Should an employer, if he chooses to make his/her business a gun free zone, be responsible for the safety of all employees?
Not only while at the workplace, but en route to and from it as well. What if I’m on my way home from or to work, while stopped at a red light, and I get carjacked and shot? If my employer had allowed me to carry, it might have ended differently.
Lots of gun owners feel that it’s irresponsible to leave a firearm unattended in their vehicle for fear that it could get stolen. Plus, the business property could ALSO include the parking lot. What then?
With the economy being as horrid as it is, I doubt that anyone wants to become the first test case for this issue.
“Lots of gun owners feel that its irresponsible to leave a firearm unattended in their vehicle for fear that it could get stolen. Plus, the business property could ALSO include the parking lot. What then?”
Many times the business property does include the parking lot. What then? You’re screwed. Which is why these laws were passed in the first place. To disarm the populace.

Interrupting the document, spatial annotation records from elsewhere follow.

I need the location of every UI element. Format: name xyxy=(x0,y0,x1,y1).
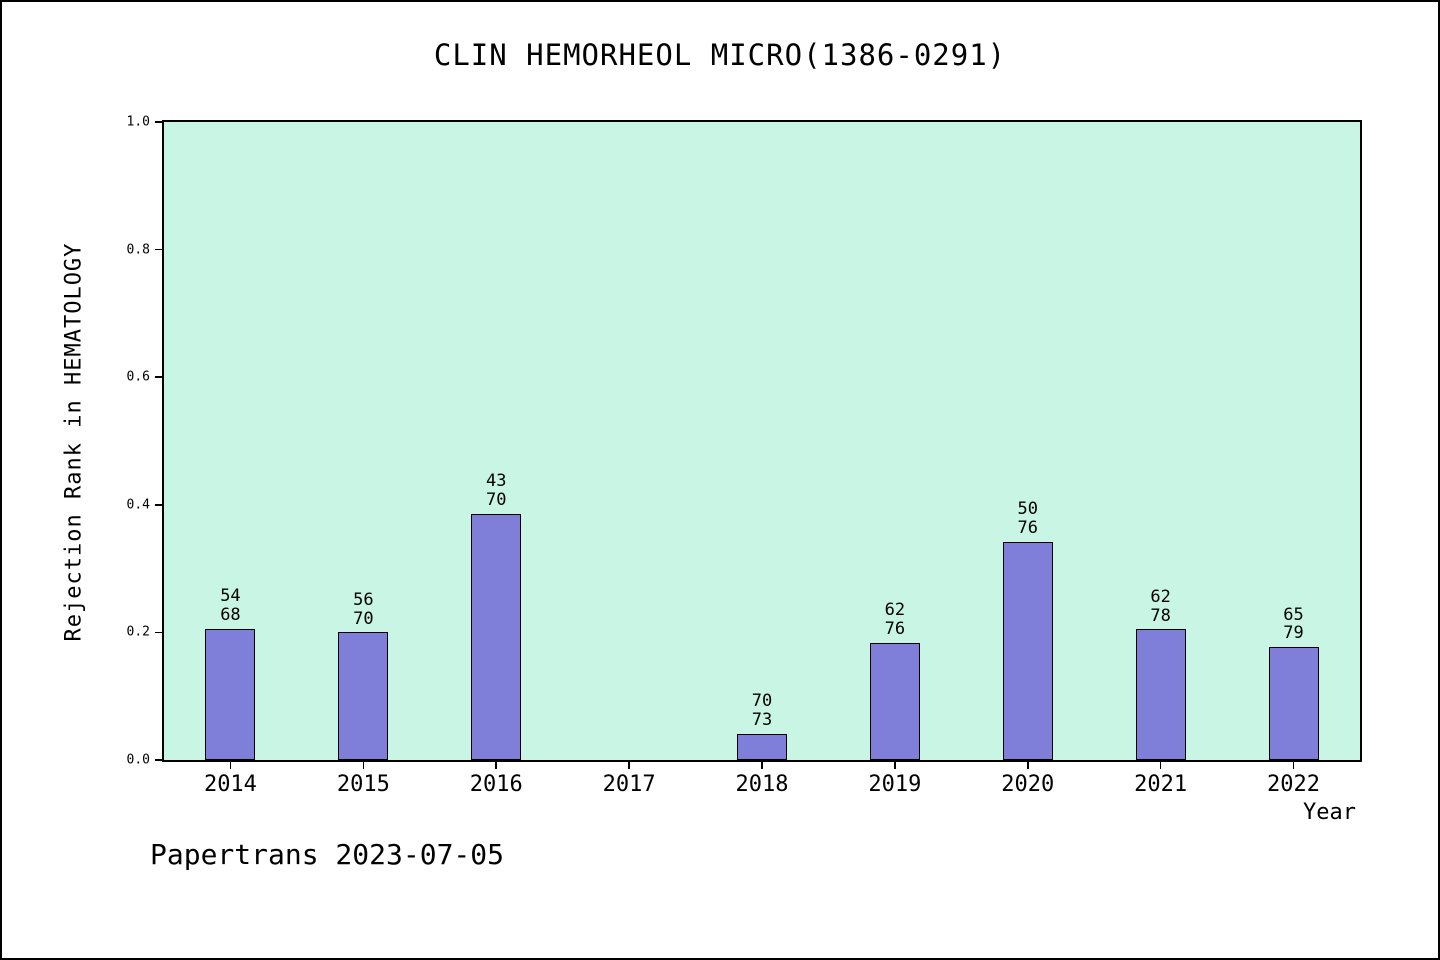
y-tick-label: 0.6 xyxy=(126,369,150,385)
y-tick-label: 1.0 xyxy=(126,114,150,130)
x-tick-mark xyxy=(894,760,896,769)
bar-value-label-2019: 62 76 xyxy=(884,600,906,639)
x-axis-label: Year xyxy=(1303,800,1356,825)
y-tick-mark xyxy=(155,376,164,378)
bar-value-label-2022: 65 79 xyxy=(1283,604,1304,644)
x-tick-mark xyxy=(1292,760,1295,769)
bar-value-label-2018: 70 73 xyxy=(751,691,773,731)
bar-2015 xyxy=(338,632,389,760)
y-tick-mark xyxy=(155,121,164,123)
bar-2022 xyxy=(1268,647,1319,760)
y-tick-label: 0.0 xyxy=(126,752,150,768)
bar-value-label-2020: 50 76 xyxy=(1017,499,1039,539)
x-tick-label-2019: 2019 xyxy=(868,772,922,797)
bar-2014 xyxy=(205,628,256,760)
x-tick-label-2022: 2022 xyxy=(1267,772,1321,797)
y-tick-label: 0.2 xyxy=(126,624,150,640)
bar-value-label-2016: 43 70 xyxy=(485,471,507,511)
y-tick-label: 0.4 xyxy=(126,497,150,513)
y-tick-mark xyxy=(155,248,164,251)
y-tick-mark xyxy=(155,631,164,634)
x-tick-mark xyxy=(229,760,232,769)
x-tick-label-2014: 2014 xyxy=(203,772,257,797)
chart-title: CLIN HEMORHEOL MICRO(1386-0291) xyxy=(433,38,1007,72)
bar-2019 xyxy=(869,642,920,760)
x-tick-mark xyxy=(1159,760,1162,769)
y-tick-label: 0.8 xyxy=(126,242,150,258)
x-tick-label-2021: 2021 xyxy=(1134,772,1188,797)
x-tick-label-2020: 2020 xyxy=(1001,772,1055,797)
bar-value-label-2014: 54 68 xyxy=(220,586,241,625)
bar-2021 xyxy=(1135,629,1186,760)
bar-value-label-2021: 62 78 xyxy=(1150,586,1171,626)
x-tick-mark xyxy=(1027,760,1029,769)
x-tick-mark xyxy=(362,760,365,769)
y-tick-mark xyxy=(155,504,164,506)
x-tick-mark xyxy=(628,760,630,769)
x-tick-label-2018: 2018 xyxy=(735,772,789,797)
x-tick-mark xyxy=(761,760,763,769)
bar-2020 xyxy=(1002,541,1053,760)
plot-area: 0.0 0.2 0.4 0.6 0.8 1.0 2014 54 68 2015 56 70 2016… xyxy=(127,115,1362,797)
x-tick-label-2017: 2017 xyxy=(602,772,656,797)
x-tick-label-2015: 2015 xyxy=(336,772,390,797)
watermark-text: Papertrans 2023-07-05 xyxy=(150,838,505,871)
x-tick-mark xyxy=(495,760,497,769)
x-tick-label-2016: 2016 xyxy=(469,772,523,797)
bar-2016 xyxy=(471,513,522,760)
y-tick-mark xyxy=(155,759,164,761)
y-axis-label: Rejection Rank in HEMATOLOGY xyxy=(61,242,87,642)
bar-value-label-2015: 56 70 xyxy=(353,590,374,629)
bar-2018 xyxy=(737,733,787,760)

Alabama actually passed a law that, roughly stated, prohibited businesses from prohibiting guns in their parking lots as long as the guns were out of sight and the vehicle was locked. Lots of handwringing about how “blood would run in the streets” and other non-sense.
Sheriffs were against it. Yep. In the supposedly “most Conservative state” the Sheriffs were against my right to keep and bear arms and self defense. Didn’t surprise me at all as I have had a few dealings with local Sheriff depts. over the years.